Pretty much never meet people my age. Most people I meet are 50 to 55 now. Occasionally younger like 22. Even so it’s still pretty rare.
Making new friends is hard at this age. Many of us are guarded, some are not interested, and some just don’t have time. What I do is just talk to people. I’m the guy that stops strangers on the street to say I like their umbrella. Or can I pet your dog. The. We get into how long you’ve been in NYC. Where were you before that? Etc etc etc. just make conversation with people. It’s a skill so you’ll suck at it at first. But the key is to keep doing it. You will not find your people if you don’t talk to anyone
Really fed up with these complaints and just trying to make sure reddit has exposure to actual different opinions.
Stop whining and make an effort.
If you make an effort and the next whiner makes an effort. Then you have several effortful people. So on an so forth in social entropy.
But no, you all want someone to move your arms for you it feels like.
20s college students have bunches of friends largely when they meet up to study together or hang out doing nothing.

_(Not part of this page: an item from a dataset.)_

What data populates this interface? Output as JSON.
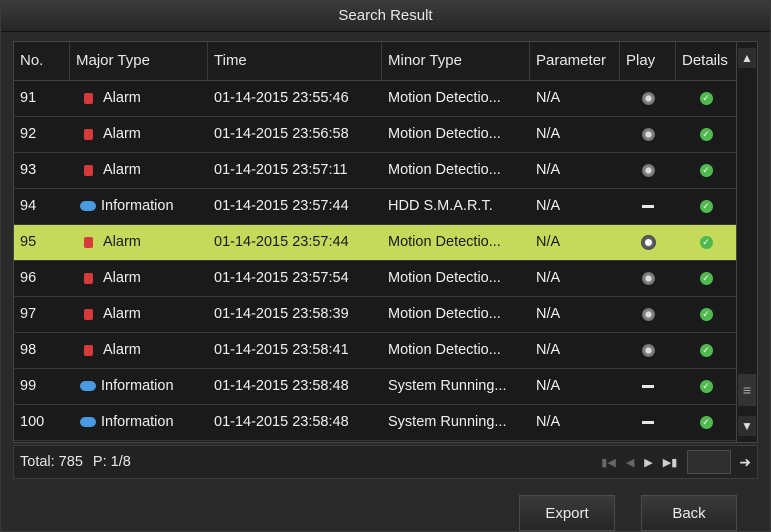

Now you all whine your top tired. Too tired for what? Bringing your butt and phone to someone else’s couch? You don’t have to talk but you’d be amazed at how just sharing a space feels.
When did you all forget this and why is the puzzle I am working on
What are your hobbies?
I like disc golf and I meet/talk to tons of people. Highly recommend you try that out.
Swing dancing did wonders for me. If you can find a group that does that in recommend that as well.
Also I was in a similar position once. I stopped trying to meet people and just started to do things I enjoy and people will kinda come with it.
I meetdozens of people every single day I’m at work.
Just going outside isn’t enough and let’s be real, random people are unlikely to jive with you on a deeper level. I’d recommend joining some social groups dedicated to hobbies that you’re passionate about. I sing in a local choir and I’ve met some of my best friends through that group. We all joined after we were 30 lol
Book clubs, beer swaps, birding groups, fun runners, hiking teams, table top gamers, film houses, etc. Go online and see what people are cooking up in your area. If there’s nothing that interests you, make a group on MeetUp and send out a call for likeminded people.
Honestly tho, check out your parks and rec/local nature groups. They’re likely looking for volunteers for cleanups, weed pulls, or tree plantings. If you’re at all environmentally motivated when you go outside, it’s great fun to plant trees with a bunch of hippies lol. I volunteered at a local nature center for a couple of years when I was in a dark spot following my grandpas death and a bad break up. It really forced me to get our of my head and helped me appreciate the little things like seeing kids get jazzed about bear scat
I have not met anyone new in about a decade now, but I am basically homebound so I’m not a good example.
Yes.
New people that I connect with quickly and maintain a fresh relationship with, these are rare nowadays for me at 37. I have a lot of friends and a variety of circles but they’re relationships I’ve had for ten plus years. I can see why it’s difficult to make new mates later in life.
Yes all the time… I don’t really know how/why, it’s just kinda random. I meet people through family, work, hobbies and friends of friends, but also random things too. For example I helped a lady with bags on the bus and she turned out to be one of my neighbors.
Join a BJJ gym, don’t _try_ to make friends, let it happen over the next few months naturally.
Respectfully, you may want to work on your communication skills; your grammar could use some work.
I meet people everytime but not too deep, just a casual meet where you forget them quickly
I’ve played golf with a few people over the years that I think I could have ultimately been friends with if I wanted to. For golf, get paired up with someone you like, “hey man kinda weird, but it was fun playing with you, wanna try to grab a tee time next weekend?”